Parce que vous vous proposez là de substituer à une sélection par l’argent (avec tous ce qu’elle a de discutable) une autre forme de sélection. Et les hauts-fonctionnaires chargés de gérer cette banque de données, et les employés, et leurs familles, et leurs amis, et les ceusses qui seront en mesure de les corrompre, et, et…
Enfin bref, votre projet est non seulement bancal d’un point de vue éthique, mais (et là c’est pour moi rédhibitoire), il crée une nouvelle instance coercitive.
« Pouah ! », dirais-je…
Citer
11 juillet 2008 à 18:58Faut peut-être pas voir des enculés partout. Je pensais simplement à essayer d’organiser mieux l’offre et la demande afin d’éviter autant que possible les dérives commerciales, juste mettre en relation les différents fichiers nationaux faute de mieux et non pas monter une usine à gaz de plus.

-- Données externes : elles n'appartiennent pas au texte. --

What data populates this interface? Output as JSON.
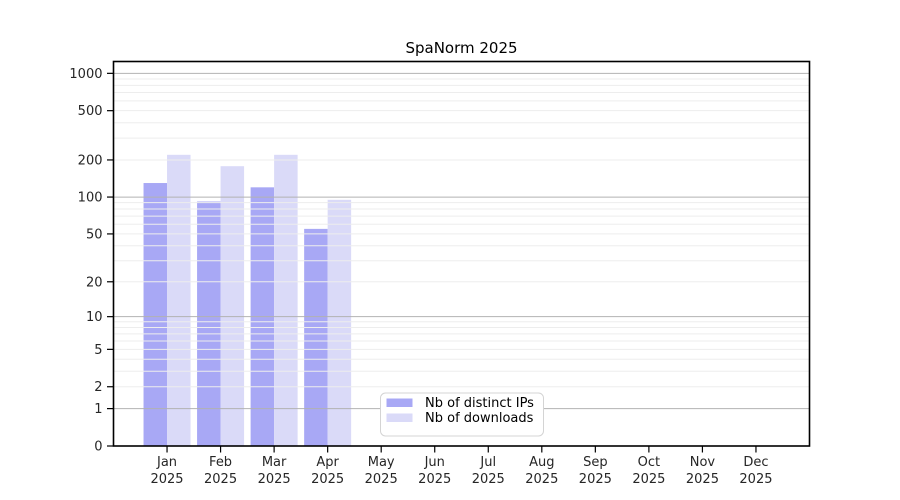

Et de toute façon, la principale barrière est génétique (groupage HLA) et il y a toutes les chances pour les greffons qui nécessitent une compatibilité HLA assez stricte (ce qui n’est pas le cas du rein, organe principalement concerné par le traffic commercial puisque double) se trouvent dans une proximité ethnique et donc géographique dans la majorité des cas.
Citer
12 juillet 2008 à 13:34Oui, c’est intolérable, il faudrait interdire cela : c’est discriminant
Citer
12 juillet 2008 à 15:47Je viens d’appeler la HALDE pour leur signaler cet état de fait afin que le concepteur du groupe HLA s’explique sur ces inégalités discriminantes.